Los Angeles (and New York). Rebecca Prime’s 2013 book Hollywood Exiles in Europe: The Blacklist and Cold War Film Culture is “a study of politically compromised American directors after they uprooted their careers to Europe,” writes—again—Nick Pinkerton for Artforum. Prime also co-curated the fifteen-film, three-week rep series at the UCLA Film & Television Archive to which her book lends its title. Hollywood Exiles [through August 17] is the first of a group of upcoming programs oriented around the traumatic rupture caused by naming names: Beginning on August 15, Film Society of Lincoln Center in New York hosts Red Hollywood and the Blacklist, timed to their theatrical run for Thom Andersen and Noël Burch’s 1996 essay film Red Hollywood, and featuring a few of the same titles playing the Billy Wilder Theater. A week after that, New York’s Anthology Film Archives begins the collaboratively programmed Screenwriters and the Blacklist: Before, During, and After.”
San Francisco. Michael Guillén‘s posted an overview of Invasion of the Cinemaniacs!, a program of selections that’ll be presented through September 25 by some of the Bay Area’s most dedicated cinephiles.
Michael Fox has surveys of this year’s San Francisco Jewish Film Festival (through August 10) here in Keyframe and at EatDrinkFilms, where Paul Duane and David Cairns look back on the making of their documentary Natan.

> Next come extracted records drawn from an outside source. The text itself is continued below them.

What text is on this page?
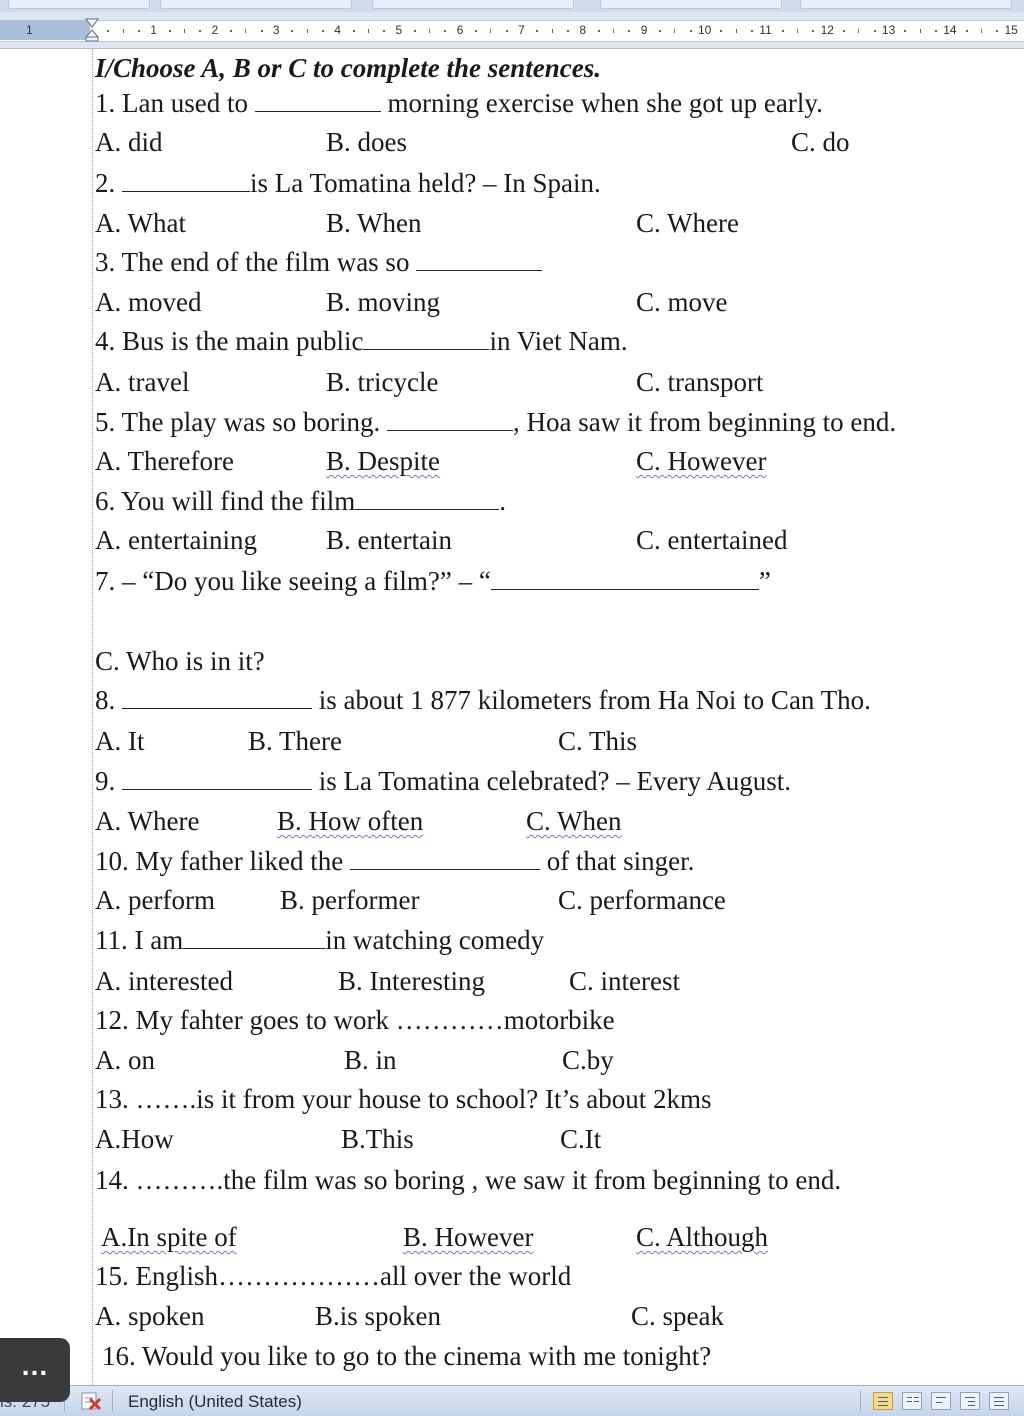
1	1	2	3	4	5	6	7	8	9	10	11	12	13	14	15
I/Choose A, B or C to complete the sentences.
1. Lan used to	morning exercise when she got up early.
A. did	B. does	C. do
2.	is La Tomatina held? – In Spain.
A. What	B. When	C. Where
3. The end of the film was so
A. moved	B. moving	C. move
4. Bus is the main public	in Viet Nam.
A. travel	B. tricycle	C. transport
5. The play was so boring.	, Hoa saw it from beginning to end.
A. Therefore	B. Despite	C. However
6. You will find the film	.
A. entertaining	B. entertain	C. entertained
7. – “Do you like seeing a film?” – “	”
C. Who is in it?
8.	is about 1 877 kilometers from Ha Noi to Can Tho.
A. It	B. There	C. This
9.	is La Tomatina celebrated? – Every August.
A. Where	B. How often	C. When
10. My father liked the	of that singer.
A. perform B. performer	C. performance
11. I am	in watching comedy
A. interested	B. Interesting	C. interest
12. My fahter goes to work …………motorbike
A. on	B. in	C.by
13. …….is it from your house to school? It’s about 2kms
A.How	B.This	C.It
14. ……….the film was so boring , we saw it from beginning to end.
A.In spite of	B. However	C. Although
15. English………………all over the world
A. spoken	B.is spoken	C. speak
16. Would you like to go to the cinema with me tonight?
English (United States)
…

Chicago. Word/Language/Text is a program of experimental films and videos that loosely explores the word “word.” Today, 3:30pm at the Museum of Contemporary Art.
Austin. In the Chronicle, Louis Black previews The Sepia Screen, a series of all-black films, most of them directed by Spencer Williams (Andy in The Amos ‘n Andy Show) in the 40s in and around Dallas. Starts Sunday.
Toronto. Strange Paradise: The Cinema of Jim Jarmusch is on at TIFF Cinematheque through August 16.